When I was 4 years old, I sank my teeth into my parents' walnut dresser. They didn't see me do it, but once it was discovered, I was not disciplined. Rather, my mother lovingly dusted my dental impressions for the next 40 years. When, as an adult, I asked her why she never had the dresser refinished, she said, "I just can't."
It wasn't until I had children of my own that I was able to understand that sentiment completely. Recollections of one's kids when they were little are among the sublime pleasures of life. My older son, Alyosha, is now 20 and away at college, but the signs of his boyhood in and about our house are everywhere.
When he was growing up, I performed the requisite duty of marking his height on a doorjamb. Every so often I'd stand him up against the jamb, measure his height, and then make him squat down to where he was when we began the record keeping. "Can you believe you were once this small?" I'd remark.
To which, in his later years, he'd reply, "Yes, now can I go?"
A few years back I hired a carpenter to install a new door. When he was done, he pointed to the old frame, which he had detached, and asked me what I wanted to do with it. One of the sides bore Alyosha's growth record.
"I'll take care of it," I said, biting my lip. But I never did. I still have that long, white length of wood. I don't know what to do with it, but I can't bring myself to throw it away.
Similarly, we have a very big, very old silver maple in our front yard. When Alyosha was 8, he busied himself one summer morning with ropes and wooden slats. When he was done, he had built what he ceremoniously described as "my pirate ship." It was truly an elaborate labor of love, with a rope ladder, yardarm, and lines hanging about the central trunk or "mast." He played in this construction from time to time until he was about 11. And then, one rainy, windy autumn day, I looked out the window and watched as the ropes flapped neglected about the tree.
I intended to take that pirate ship apart, but I kept putting it off – for two reasons. One, it was the work of Alyosha's hands and reminded me of the little boy he once was; and two, every so often a neighborhood child would walk by, pause, and grapple his way up the tree, as if it had been beckoning him. Having always believed that trees are made for kids and kids for trees, I hesitated to undo those ropes.
I suppose this is how a life gets cluttered, despite one's intention to simplify. Besides Alyosha's doorjamb and pirate ship, I have retained his grade-school crafts, folder upon folder of his artwork, and all the cards he ever made for me – one of which came in very handy when he was 15 and told me that I didn't know anything. I immediately whipped out a second-grade card he had written that read, "Dear Dad, you know everything!"
Just the other day I was relating to a friend the existential question of what to do with the doorjamb. Her unhesitating response: "Burn pile." Far from being aghast, I was in awe of someone who knew her own mind with such assuredness, yet loved her children no less than I loved mine.
A few years ago one of my dilemmas was resolved when a second son came into my life. I adopted 5-year-old Anton from Ukraine. When I introduced him to his new home, his eyes immediately gravitated to his big brother's pirate ship. Up, up he went, into the embrace of the immense maple.

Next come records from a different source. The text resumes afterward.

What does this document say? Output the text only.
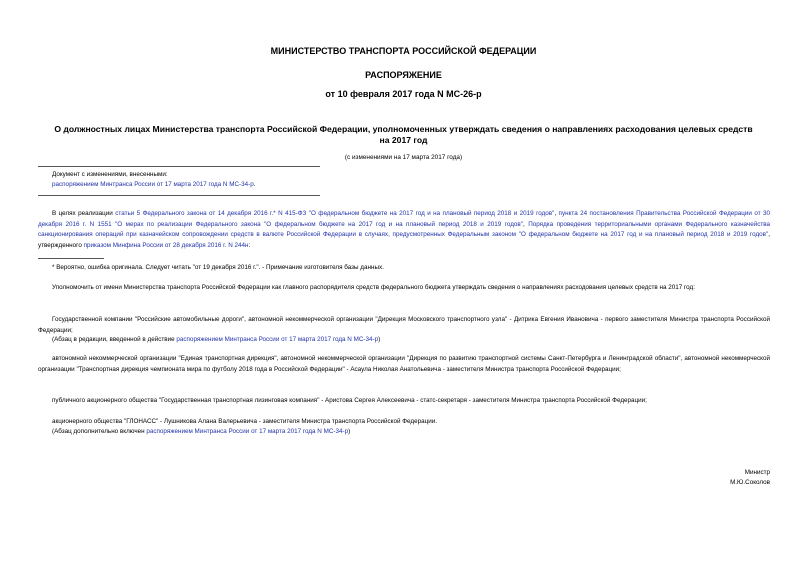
МИНИСТЕРСТВО ТРАНСПОРТА РОССИЙСКОЙ ФЕДЕРАЦИИ
РАСПОРЯЖЕНИЕ
от 10 февраля 2017 года N МС-26-р
О должностных лицах Министерства транспорта Российской Федерации, уполномоченных утверждать сведения о направлениях расходования целевых средств на 2017 год
(с изменениями на 17 марта 2017 года)
Документ с изменениями, внесенными:
распоряжением Минтранса России от 17 марта 2017 года N МС-34-р.
В целях реализации статьи 5 Федерального закона от 14 декабря 2016 г.* N 415-ФЗ "О федеральном бюджете на 2017 год и на плановый период 2018 и 2019 годов", пункта 24 постановления Правительства Российской Федерации от 30 декабря 2016 г. N 1551 "О мерах по реализации Федерального закона "О федеральном бюджете на 2017 год и на плановый период 2018 и 2019 годов", Порядка проведения территориальными органами Федерального казначейства санкционирования операций при казначейском сопровождении средств в валюте Российской Федерации в случаях, предусмотренных Федеральным законом "О федеральном бюджете на 2017 год и на плановый период 2018 и 2019 годов", утвержденного приказом Минфина России от 28 декабря 2016 г. N 244н:
* Вероятно, ошибка оригинала. Следует читать "от 19 декабря 2016 г.". - Примечание изготовителя базы данных.
Уполномочить от имени Министерства транспорта Российской Федерации как главного распорядителя средств федерального бюджета утверждать сведения о направлениях расходования целевых средств на 2017 год:
Государственной компании "Российские автомобильные дороги", автономной некоммерческой организации "Дирекция Московского транспортного узла" - Дитрика Евгения Ивановича - первого заместителя Министра транспорта Российской Федерации;
(Абзац в редакции, введенной в действие распоряжением Минтранса России от 17 марта 2017 года N МС-34-р)
автономной некоммерческой организации "Единая транспортная дирекция", автономной некоммерческой организации "Дирекция по развитию транспортной системы Санкт-Петербурга и Ленинградской области", автономной некоммерческой организации "Транспортная дирекция чемпионата мира по футболу 2018 года в Российской Федерации" - Асаула Николая Анатольевича - заместителя Министра транспорта Российской Федерации;
публичного акционерного общества "Государственная транспортная лизинговая компания" - Аристова Сергея Алексеевича - статс-секретаря - заместителя Министра транспорта Российской Федерации;
акционерного общества "ГЛОНАСС" - Лушникова Алана Валерьевича - заместителя Министра транспорта Российской Федерации.
(Абзац дополнительно включен распоряжением Минтранса России от 17 марта 2017 года N МС-34-р)
Министр
М.Ю.Соколов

That event caused his first smile on American soil, his adjustment having been eased by my attachment to something that another parent might have parted with long ago.

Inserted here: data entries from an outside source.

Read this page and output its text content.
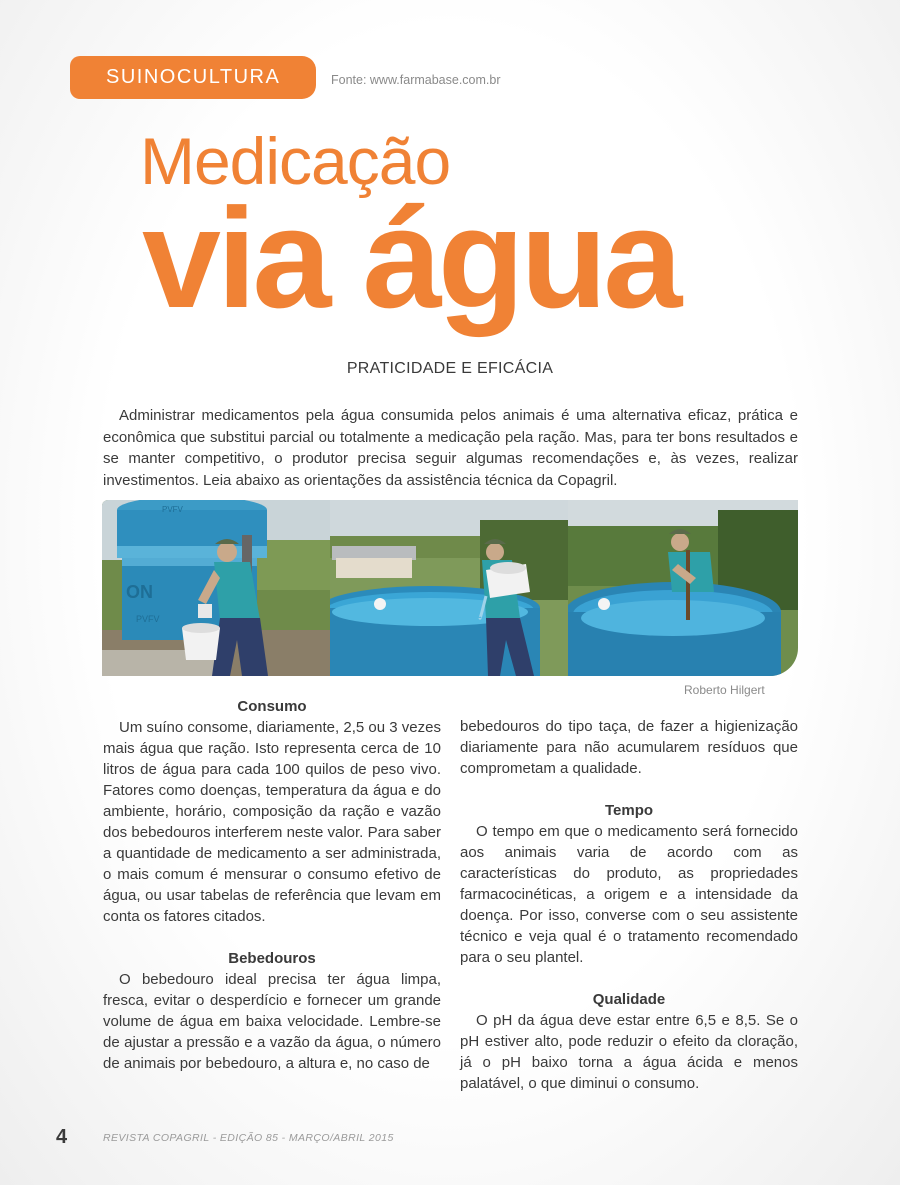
SUINOCULTURA	Fonte: www.farmabase.com.br
Medicação
via água
PRATICIDADE E EFICÁCIA

Administrar medicamentos pela água consumida pelos animais é uma alternativa eficaz, prática e econômica que substitui parcial ou totalmente a medicação pela ração. Mas, para ter bons resultados e se manter competitivo, o produtor precisa seguir algumas recomendações e, às vezes, realizar investimentos. Leia abaixo as orientações da assistência técnica da Copagril.

ON
PVFV
PVFV
Roberto Hilgert
Consumo

Um suíno consome, diariamente, 2,5 ou 3 vezes mais água que ração. Isto representa cerca de 10 litros de água para cada 100 quilos de peso vivo. Fatores como doenças, temperatura da água e do ambiente, horário, composição da ração e vazão dos bebedouros interferem neste valor. Para saber a quantidade de medicamento a ser administrada, o mais comum é mensurar o consumo efetivo de água, ou usar tabelas de referência que levam em conta os fatores citados.

Bebedouros

O bebedouro ideal precisa ter água limpa, fresca, evitar o desperdício e fornecer um grande volume de água em baixa velocidade. Lembre-se de ajustar a pressão e a vazão da água, o número de animais por bebedouro, a altura e, no caso de

bebedouros do tipo taça, de fazer a higienização diariamente para não acumularem resíduos que comprometam a qualidade.

Tempo

O tempo em que o medicamento será fornecido aos animais varia de acordo com as características do produto, as propriedades farmacocinéticas, a origem e a intensidade da doença. Por isso, converse com o seu assistente técnico e veja qual é o tratamento recomendado para o seu plantel.

Qualidade

O pH da água deve estar entre 6,5 e 8,5. Se o pH estiver alto, pode reduzir o efeito da cloração, já o pH baixo torna a água ácida e menos palatável, o que diminui o consumo.

4	REVISTA COPAGRIL - EDIÇÃO 85 - MARÇO/ABRIL 2015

There are many things we must yield to the counsel of the years, including our kids' childhoods. But there are also remnants worth holding onto. Frost phrased this in perfect cadence when he wrote:
I could give all to Time except – except
What I myself have held. But why declare
The things forbidden that while the Customs slept
I have crossed to Safety with? For I am There,
And what I would not part with I have kept.